Sergi, küratörler Tominga O’Donnell ve Mariam Elnozahy’nin kurguladığı, 26 sanatçının işlerini barındıran bir portallar bütünü. Mekâna adım attığınızda sizi karşılayan kraliyet mavisi duvarlar, rastlantısal bir dekorasyon tercihi değil; bu renk hem Windows’un meşhur blue screen of death hatasına hem de Hollywood’un gerçekliği simüle etmek için kullandığı ilk chromakey tonuna bir gönderme.
Triennale’nin ana tartışma noktası, yazar McKenzie Wark’ın deyimiyle “figital teknoloji” (fiziksel ve dijitalin iç içe geçtiği bağımlılık makineleri) çağında gerçekliğin nasıl parçalandığı. 19. yüzyılın sanayi devrimine duyduğu o “doğaüstü” merak, bugün yerini algoritmik boşlukların içinde gezinen dijital hayaletlere bırakmış durumda.

Alice Bucknell – Earth Engine: Bir video oyunu formatındaki bu yerleştirme, insanın gezegen üzerindeki “başrol” iddiasını sorguluyor. Oyunda hızlandıkça hava durumu daha da saldırganlaşıyor; sanki gezegen, kapitalist ivmelenmeye karşı dijital bir isyan başlatıyor.
Sven Påhlsson – Finding Bambi: Norveç’in kıyı ormanlarını dijital olarak yeniden inşa eden bu video, istilacı türler tarafından yok edilen bir ekosistemin “sessiz bir anıtı” niteliğinde. Sanatçı, gelecekte biyoçeşitliliği deneyimlememizin tek yolunun bu dijital rekonstrüksiyonlar olabileceği gerçeğiyle bizi yüzleştiriyor.

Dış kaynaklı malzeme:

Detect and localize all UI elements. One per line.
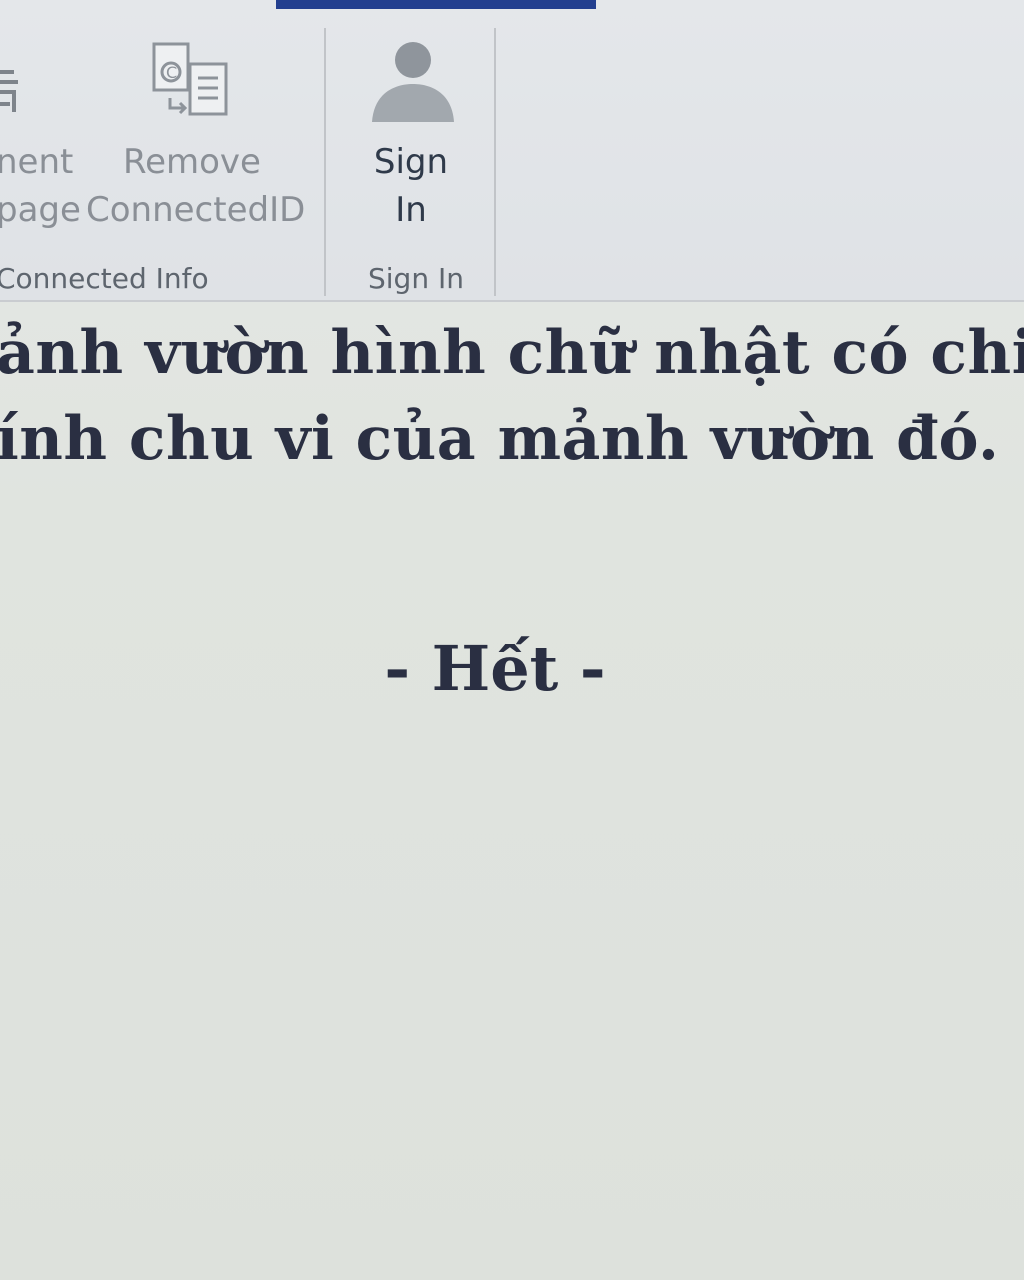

Firas Shehadeh – Dreamcore: Grand Theft Auto V oyununun kurgusal haritasını kullanan sanatçı, ıssız bir dijital şehirde dolaşan bir hayalet üzerinden Filistin ve yerli aktivist hareketler arasında bir dayanışma köprüsü kuruyor. Oyun evreni, gerçeğin sığamayacağı kadar büyük bir yasın mekânı haline geliyor.

Bu sergi bize içinde bulunduğumuz “hayal gücü krizinden” çıkmak için sanatın bir araç olabileceğini hatırlatıyor. Hayaletler burada romantik birer imge değil; aksine, sömürgecilikten iklim krizine kadar gömülmeyi reddeden gerçeklerin teknik birer yansıması. Algoritmaların bizi hyper-bireysel hücrelere hapsettiği bu dönemde, duyuları yeniden “rehabilitasyon” sürecine sokmak için Oslo’nun bu teknolojik soğukluğuna bakmak gerekiyor.
Konum: MUNCH Museum, Oslo, Norveç.
Tarih: 22 Şubat 2026’ya kadar devam ediyor.